The Department for Work and Pension (DWP) has completed the migration of 11 core legacy applications to its VME-R (virtual machine environment replacement) platform.
In February it completed the migration of income support and state pensions services, following the moves of the jobseeker’s allowance payments system in April and then the disability living allowance system in August of last year.
The programme, which has effectively modernised applications built in-house, began in December 2018 with the housing benefit computer system.
According to software and services firm Advanced, which has worked on the programme, it has been the largest project of its kind by a UK government department.
Around 25 million lines of application code had to be refactored using an automated approach for an integrated development environment, with over 10 billion data rows migrated, converted, loaded and verified.

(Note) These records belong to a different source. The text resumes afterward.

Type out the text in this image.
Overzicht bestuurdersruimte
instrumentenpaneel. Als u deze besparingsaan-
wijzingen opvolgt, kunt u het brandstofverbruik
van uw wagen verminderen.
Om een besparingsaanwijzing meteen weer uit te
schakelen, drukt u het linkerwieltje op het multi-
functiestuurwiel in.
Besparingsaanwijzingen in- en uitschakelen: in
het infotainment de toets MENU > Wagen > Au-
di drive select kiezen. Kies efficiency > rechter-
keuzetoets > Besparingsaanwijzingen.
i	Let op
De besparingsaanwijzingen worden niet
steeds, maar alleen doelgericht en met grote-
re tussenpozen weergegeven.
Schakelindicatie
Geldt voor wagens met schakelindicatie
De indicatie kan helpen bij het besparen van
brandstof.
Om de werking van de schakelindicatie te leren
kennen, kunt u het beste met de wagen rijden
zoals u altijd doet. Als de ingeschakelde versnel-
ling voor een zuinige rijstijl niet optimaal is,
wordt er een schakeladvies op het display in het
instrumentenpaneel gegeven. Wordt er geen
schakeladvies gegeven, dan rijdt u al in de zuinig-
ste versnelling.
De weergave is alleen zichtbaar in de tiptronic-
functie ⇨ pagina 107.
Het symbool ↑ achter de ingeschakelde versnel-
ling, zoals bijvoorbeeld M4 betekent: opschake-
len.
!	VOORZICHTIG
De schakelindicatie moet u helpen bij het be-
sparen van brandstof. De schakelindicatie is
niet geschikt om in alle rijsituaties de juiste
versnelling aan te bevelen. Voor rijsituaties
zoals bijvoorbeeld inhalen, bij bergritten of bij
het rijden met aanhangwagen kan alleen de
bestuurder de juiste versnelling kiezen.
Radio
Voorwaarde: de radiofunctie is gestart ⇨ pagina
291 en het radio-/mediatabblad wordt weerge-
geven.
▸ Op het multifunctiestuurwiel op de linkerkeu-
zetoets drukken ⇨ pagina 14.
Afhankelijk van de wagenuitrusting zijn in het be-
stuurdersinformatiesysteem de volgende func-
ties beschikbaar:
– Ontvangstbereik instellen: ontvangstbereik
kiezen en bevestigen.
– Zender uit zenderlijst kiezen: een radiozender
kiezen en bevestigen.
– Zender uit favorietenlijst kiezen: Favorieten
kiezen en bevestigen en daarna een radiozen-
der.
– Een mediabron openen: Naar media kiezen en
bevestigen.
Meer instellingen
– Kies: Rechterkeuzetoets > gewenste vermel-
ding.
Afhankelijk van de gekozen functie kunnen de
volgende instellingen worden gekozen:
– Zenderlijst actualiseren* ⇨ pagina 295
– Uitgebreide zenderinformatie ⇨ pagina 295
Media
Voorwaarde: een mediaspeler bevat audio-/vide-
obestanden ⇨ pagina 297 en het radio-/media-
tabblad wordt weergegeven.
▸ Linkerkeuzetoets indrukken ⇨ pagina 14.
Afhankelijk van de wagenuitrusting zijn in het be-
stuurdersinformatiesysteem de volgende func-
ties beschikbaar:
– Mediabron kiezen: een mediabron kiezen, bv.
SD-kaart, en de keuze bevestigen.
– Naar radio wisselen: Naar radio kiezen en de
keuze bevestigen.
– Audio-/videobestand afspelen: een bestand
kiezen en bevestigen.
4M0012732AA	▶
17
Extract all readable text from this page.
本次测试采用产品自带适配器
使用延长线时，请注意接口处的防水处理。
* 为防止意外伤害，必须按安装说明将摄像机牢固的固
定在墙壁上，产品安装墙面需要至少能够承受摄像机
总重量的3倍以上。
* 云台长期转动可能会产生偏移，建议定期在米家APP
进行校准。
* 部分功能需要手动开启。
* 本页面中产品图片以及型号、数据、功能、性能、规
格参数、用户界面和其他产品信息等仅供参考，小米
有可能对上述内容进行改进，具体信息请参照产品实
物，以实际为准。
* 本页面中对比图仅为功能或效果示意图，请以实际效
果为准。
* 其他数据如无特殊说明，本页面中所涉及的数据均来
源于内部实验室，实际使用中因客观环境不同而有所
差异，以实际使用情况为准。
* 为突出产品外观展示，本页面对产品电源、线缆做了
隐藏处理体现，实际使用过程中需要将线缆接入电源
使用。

Mark Bell, VME-R deputy director at DWP, said: “We had some of the biggest VME applications in the world, yet many were around 40 years-old – based on old ICL mainframes and COBOL application code – and were proving difficult and expensive to maintain.
“They weren’t simple systems; they were highly bespoke, highly optimised, and adapted and fine-tuned over the years. We needed to modernise and move them so they were more cost effective to maintain going forward.
“Completing this programme, together with Advanced, significantly addresses the technical debt within our IT estate and provides us with a modern infrastructure we can be proud of. Now, we probably have the best performing batch infrastructure service in the world. Batch services for the jobseeker’s allowance payment applications, for example, are up to 60% faster on our new services.
“In addition, we are able to develop, package and deploy benefit application code changes quicker than we could ever have imagined.”
He added that it “represents a large step forward in our department’s modernisation agenda”.